Le risorse della speranza.
Le due principali catastrofi che attualmente sono di fronte al mondo arabo, la guerra guidata dagli USA contro l'Iraq e la guerra di Israele ai Palestinesi, dominano il dibattito politico. A una tavola rotonda organizzata dal settimanale egiziano Al-Ahram, Edward Said e altri analisti politici hanno discusso delle sfide che gli arabi fronteggiano oggi. Da Al-Ahram. 27 Marzo. Traduzione di Bruno Moscetti.


 

La tavola rotonda con Edward Said, un certo numero di analisti politici e lo staff del settimanale Al-Ahram ha avuto luogo mentre il bombardamento americano dell'Iraq lanciava ombre oscure sulle discussioni in corso sul futuro del mondo Arabo.

"E' un momento topico a causa di questa guerra estremamente impopolare che un piccolo gruppo dentro l'amministrazione americana ha deciso di intraprendere contro l'Iraq e, in un certo modo, contro l'intero mondo arabo. E' mia forte opinione, sebbene non ne abbia prova nel senso classico del termine, che essi vorrebbero cambiare l'intero Medio Oriente e l'intero mondo arabo, forse eliminando alcuni paesi, distruggendo alcuni cosiddetti gruppi terroristi che a loro non piacciono e installare regimi amici agli Stati Uniti. Io penso che questo sia un sogno che ha basi molto piccole nella realtà. La conoscenza che essi hanno del Medio Oriente, a giudicare dalla gente che li consiglia, è, a dir poco, non aggiornata e largamente speculativa", argomentava Said.

La questione su chi consiglia l'attuale amministrazione americana sulla politica mediorientale è stata ricorrente durante tutta la discussione.". Le due più grandi influenze esterne sulla politica mediorientale", Said sottolineava, "sono Bernard Lewis e Fouad Ajami. Bernard Lewis non ha messo piede nel Medio Oriente da almeno 40 anni. Sa qualcosa della Turchia, mi è stato detto, ma non sa nulla del mondo arabo".

Lewis ha sviluppato una teoria dei "cerchi concentrici" che sembra essere influente a Washington, ma contro la quale Said e altri critici inveiscono.

"Secondo tale teoria il M.O. è diviso in tre cerchi: uno esterno di regimi profondamente antipatici e di gente anti-americana, un secondo cerchio di gente pro - americana e di regimi anti-americani, e un terzo cerchio interno di regimi e persone pro-americani che sarebbe il Golfo. Gli altri sono Egitto, Giordania e Marocco per il secondo, e Siria e Libia probabilmente per quello esterno.
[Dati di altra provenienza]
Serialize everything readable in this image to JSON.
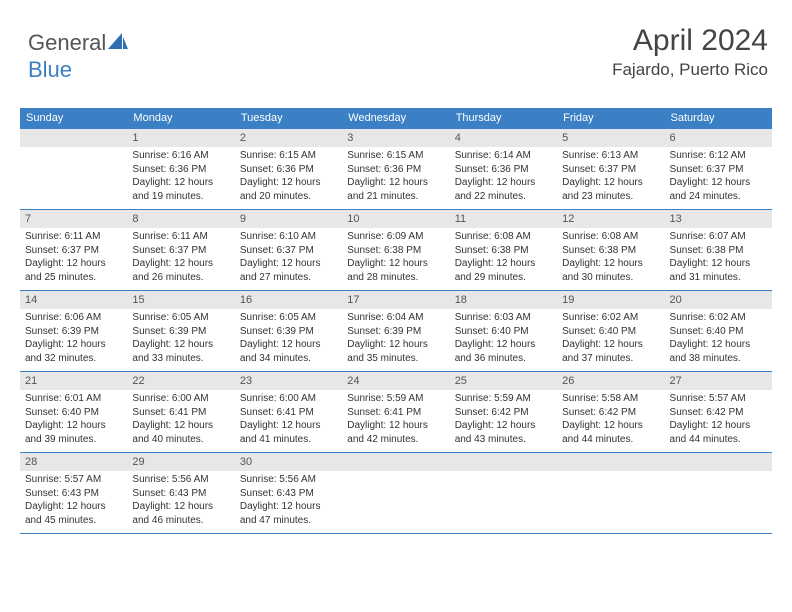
{
  "logo": {
    "word_general": "General",
    "word_blue": "Blue",
    "shape_color": "#2f6fb0"
  },
  "header": {
    "title": "April 2024",
    "subtitle": "Fajardo, Puerto Rico",
    "title_color": "#444444",
    "title_fontsize": 30,
    "subtitle_fontsize": 17
  },
  "calendar": {
    "header_bg": "#3b7fc4",
    "header_fg": "#ffffff",
    "daynum_bg": "#e7e7e7",
    "row_border_color": "#3b7fc4",
    "text_fontsize": 10,
    "daynum_fontsize": 11,
    "days": [
      "Sunday",
      "Monday",
      "Tuesday",
      "Wednesday",
      "Thursday",
      "Friday",
      "Saturday"
    ],
    "weeks": [
      [
        {
          "n": "",
          "sr": "",
          "ss": "",
          "dl": ""
        },
        {
          "n": "1",
          "sr": "Sunrise: 6:16 AM",
          "ss": "Sunset: 6:36 PM",
          "dl": "Daylight: 12 hours and 19 minutes."
        },
        {
          "n": "2",
          "sr": "Sunrise: 6:15 AM",
          "ss": "Sunset: 6:36 PM",
          "dl": "Daylight: 12 hours and 20 minutes."
        },
        {
          "n": "3",
          "sr": "Sunrise: 6:15 AM",
          "ss": "Sunset: 6:36 PM",
          "dl": "Daylight: 12 hours and 21 minutes."
        },
        {
          "n": "4",
          "sr": "Sunrise: 6:14 AM",
          "ss": "Sunset: 6:36 PM",
          "dl": "Daylight: 12 hours and 22 minutes."
        },
        {
          "n": "5",
          "sr": "Sunrise: 6:13 AM",
          "ss": "Sunset: 6:37 PM",
          "dl": "Daylight: 12 hours and 23 minutes."
        },
        {
          "n": "6",
          "sr": "Sunrise: 6:12 AM",
          "ss": "Sunset: 6:37 PM",
          "dl": "Daylight: 12 hours and 24 minutes."
        }
      ],
      [
        {
          "n": "7",
          "sr": "Sunrise: 6:11 AM",
          "ss": "Sunset: 6:37 PM",
          "dl": "Daylight: 12 hours and 25 minutes."
        },
        {
          "n": "8",
          "sr": "Sunrise: 6:11 AM",
          "ss": "Sunset: 6:37 PM",
          "dl": "Daylight: 12 hours and 26 minutes."
        },
        {
          "n": "9",
          "sr": "Sunrise: 6:10 AM",
          "ss": "Sunset: 6:37 PM",
          "dl": "Daylight: 12 hours and 27 minutes."
        },
        {
          "n": "10",
          "sr": "Sunrise: 6:09 AM",
          "ss": "Sunset: 6:38 PM",
          "dl": "Daylight: 12 hours and 28 minutes."
        },
        {
          "n": "11",
          "sr": "Sunrise: 6:08 AM",
          "ss": "Sunset: 6:38 PM",
          "dl": "Daylight: 12 hours and 29 minutes."
        },
        {
          "n": "12",
          "sr": "Sunrise: 6:08 AM",
          "ss": "Sunset: 6:38 PM",
          "dl": "Daylight: 12 hours and 30 minutes."
        },
        {
          "n": "13",
          "sr": "Sunrise: 6:07 AM",
          "ss": "Sunset: 6:38 PM",
          "dl": "Daylight: 12 hours and 31 minutes."
        }
      ],
      [
        {
          "n": "14",
          "sr": "Sunrise: 6:06 AM",
          "ss": "Sunset: 6:39 PM",
          "dl": "Daylight: 12 hours and 32 minutes."
        },
        {
          "n": "15",
          "sr": "Sunrise: 6:05 AM",
          "ss": "Sunset: 6:39 PM",
          "dl": "Daylight: 12 hours and 33 minutes."
        },
        {
          "n": "16",
          "sr": "Sunrise: 6:05 AM",
          "ss": "Sunset: 6:39 PM",
          "dl": "Daylight: 12 hours and 34 minutes."
        },
        {
          "n": "17",
          "sr": "Sunrise: 6:04 AM",
          "ss": "Sunset: 6:39 PM",
          "dl": "Daylight: 12 hours and 35 minutes."
        },
        {
          "n": "18",
          "sr": "Sunrise: 6:03 AM",
          "ss": "Sunset: 6:40 PM",
          "dl": "Daylight: 12 hours and 36 minutes."
        },
        {
          "n": "19",
          "sr": "Sunrise: 6:02 AM",
          "ss": "Sunset: 6:40 PM",
          "dl": "Daylight: 12 hours and 37 minutes."
        },
        {
          "n": "20",
          "sr": "Sunrise: 6:02 AM",
          "ss": "Sunset: 6:40 PM",
          "dl": "Daylight: 12 hours and 38 minutes."
        }
      ],
      [
        {
          "n": "21",
          "sr": "Sunrise: 6:01 AM",
          "ss": "Sunset: 6:40 PM",
          "dl": "Daylight: 12 hours and 39 minutes."
        },
        {
          "n": "22",
          "sr": "Sunrise: 6:00 AM",
          "ss": "Sunset: 6:41 PM",
          "dl": "Daylight: 12 hours and 40 minutes."
        },
        {
          "n": "23",
          "sr": "Sunrise: 6:00 AM",
          "ss": "Sunset: 6:41 PM",
          "dl": "Daylight: 12 hours and 41 minutes."
        },
        {
          "n": "24",
          "sr": "Sunrise: 5:59 AM",
          "ss": "Sunset: 6:41 PM",
          "dl": "Daylight: 12 hours and 42 minutes."
        },
        {
          "n": "25",
          "sr": "Sunrise: 5:59 AM",
          "ss": "Sunset: 6:42 PM",
          "dl": "Daylight: 12 hours and 43 minutes."
        },
        {
          "n": "26",
          "sr": "Sunrise: 5:58 AM",
          "ss": "Sunset: 6:42 PM",
          "dl": "Daylight: 12 hours and 44 minutes."
        },
        {
          "n": "27",
          "sr": "Sunrise: 5:57 AM",
          "ss": "Sunset: 6:42 PM",
          "dl": "Daylight: 12 hours and 44 minutes."
        }
      ],
      [
        {
          "n": "28",
          "sr": "Sunrise: 5:57 AM",
          "ss": "Sunset: 6:43 PM",
          "dl": "Daylight: 12 hours and 45 minutes."
        },
        {
          "n": "29",
          "sr": "Sunrise: 5:56 AM",
          "ss": "Sunset: 6:43 PM",
          "dl": "Daylight: 12 hours and 46 minutes."
        },
        {
          "n": "30",
          "sr": "Sunrise: 5:56 AM",
          "ss": "Sunset: 6:43 PM",
          "dl": "Daylight: 12 hours and 47 minutes."
        },
        {
          "n": "",
          "sr": "",
          "ss": "",
          "dl": ""
        },
        {
          "n": "",
          "sr": "",
          "ss": "",
          "dl": ""
        },
        {
          "n": "",
          "sr": "",
          "ss": "",
          "dl": ""
        },
        {
          "n": "",
          "sr": "",
          "ss": "",
          "dl": ""
        }
      ]
    ]
  }
}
In altre parole, c'è un mondo Arabo non omogeneo, ed è compito della politica americana cambiarlo così che tutti, regimi e persone, diventino pro-americani".

"Ajami ha detto molte volte che ci saranno lanci di fiori sulle strade di Bassora e Baghdad quando gli Americani arriveranno. Questo è il mondo in cui viviamo. C'è un profondo disprezzo per altre idee, sicuramente tremenda ostilità in Europa, e in un gran numero di persone e istituzioni americane, sulle quali ho scritto nell'ultimo numero di Al-Ahram, che si oppongono alla guerra ed a queste politiche. E, per quanto posso dire, sono impervi perché c'è una mentalità da fortezza che è storicamente caratteristica della cabala e dei regimi golpisti".

I scenari per l'Iraq post-guerra, probabilmente post-Saddam, erano anche parte del dibattito, visto l'effetto della guerra sull'intera regione.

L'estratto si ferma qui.